Aunque les suene a ustedes a frivolidad, me parece muy bien que la Princesa de Asturias, antes Letizia Ortiz Rocasolano, periodista que fue, esté considerada como una de las mujeres más elegantes del mundo por el ojo crítico y experto de 'Vanity Fair'. Es bueno que quien será la reina de España tenga pátina y homologación de elegancia en un mundo en el que la imagen cuenta más que cualquier otra cualidad imaginable. Pero está claro que eso no es todo.
Desde la distancia, he asistido, como todos, a la lenta transformación de la periodista a la que conocí brevemente como profesional. Doña Letizia se ha vuelto un personaje más cauto y, por tanto, más distante; más correcto y, por ende, menos simpático. Hay un algo de rigidez y encorsetamiento en su buen estar, un punto de demasiado evidente escuela-de-la-perfecta-princesa.
Siempre me he declarado monárquico, que no meramente, como una mayoría, juancarlista. Y siempre he reconocido que, hasta donde se me alcanza, Don Felipe de Borbón tiene todas las cualidades, menos la de la proximidad, para ser un gran Felipe VI, un buen rey de España, cuando le toque.
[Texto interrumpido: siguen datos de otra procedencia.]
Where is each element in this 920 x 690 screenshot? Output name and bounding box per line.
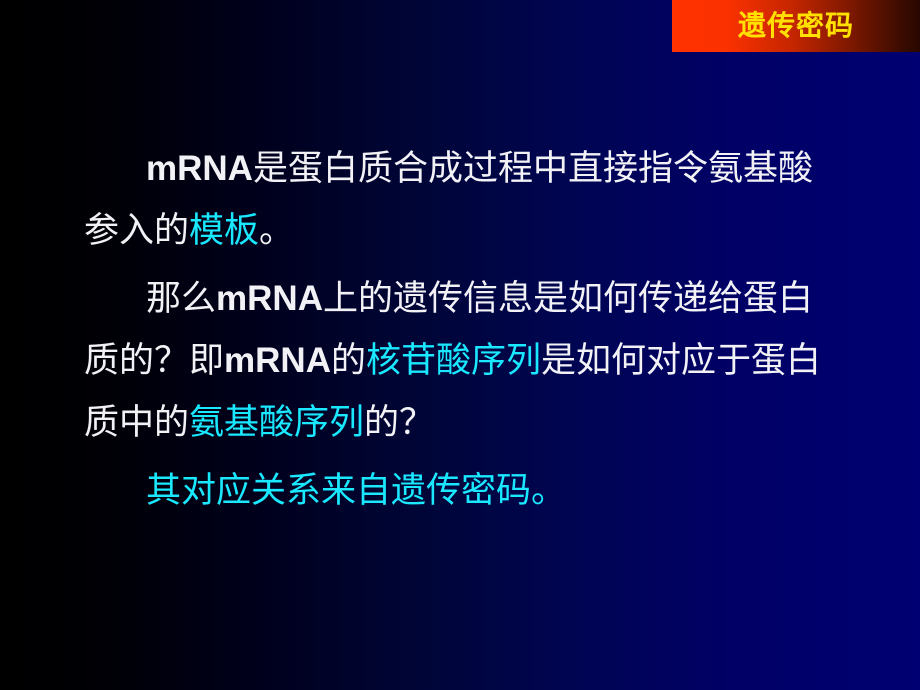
p2-seg-tail: 的？ — [364, 403, 434, 443]
p1-seg-period: 。 — [259, 211, 294, 251]
p2-seg-highlight-nucleotide-sequence: 核苷酸序列 — [366, 341, 541, 381]
p2-seg-highlight-amino-acid-sequence: 氨基酸序列 — [189, 403, 364, 443]
p2-seg-mrna-1: mRNA — [216, 279, 323, 318]
p1-seg-highlight-template: 模板 — [189, 211, 259, 251]
p2-seg-de: 的 — [331, 341, 366, 381]
p1-seg-mrna: mRNA — [146, 149, 253, 188]
paragraph-3: 其对应关系来自遗传密码。 — [84, 460, 844, 522]
title-banner-label: 遗传密码 — [738, 12, 854, 40]
p2-seg-mrna-2: mRNA — [224, 341, 331, 380]
p2-seg-intro: 那么 — [146, 279, 216, 319]
title-banner: 遗传密码 — [672, 0, 920, 52]
paragraph-2: 那么mRNA上的遗传信息是如何传递给蛋白质的？即mRNA的核苷酸序列是如何对应于… — [84, 268, 844, 454]
paragraph-1: mRNA是蛋白质合成过程中直接指令氨基酸参入的模板。 — [84, 138, 844, 262]
p3-seg-conclusion: 其对应关系来自遗传密码。 — [146, 471, 566, 511]
slide-body: mRNA是蛋白质合成过程中直接指令氨基酸参入的模板。 那么mRNA上的遗传信息是… — [84, 138, 844, 522]
slide-canvas: 遗传密码 mRNA是蛋白质合成过程中直接指令氨基酸参入的模板。 那么mRNA上的… — [0, 0, 920, 690]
Pero, tanto él como la Princesa, tendrán que ganarse día a día el puesto de trabajo y el sillón en el Palacio de Oriente. Me parece que el heredero de la Corona española y su esposa necesitan algún 'plan de comunicación' que los dé a conocer a los españoles en todos los órdenes, más allá de esas imágenes acuáticas a las que, año tras año, nos tiene acostumbrados la familia real en sus vacaciones mallorquinas.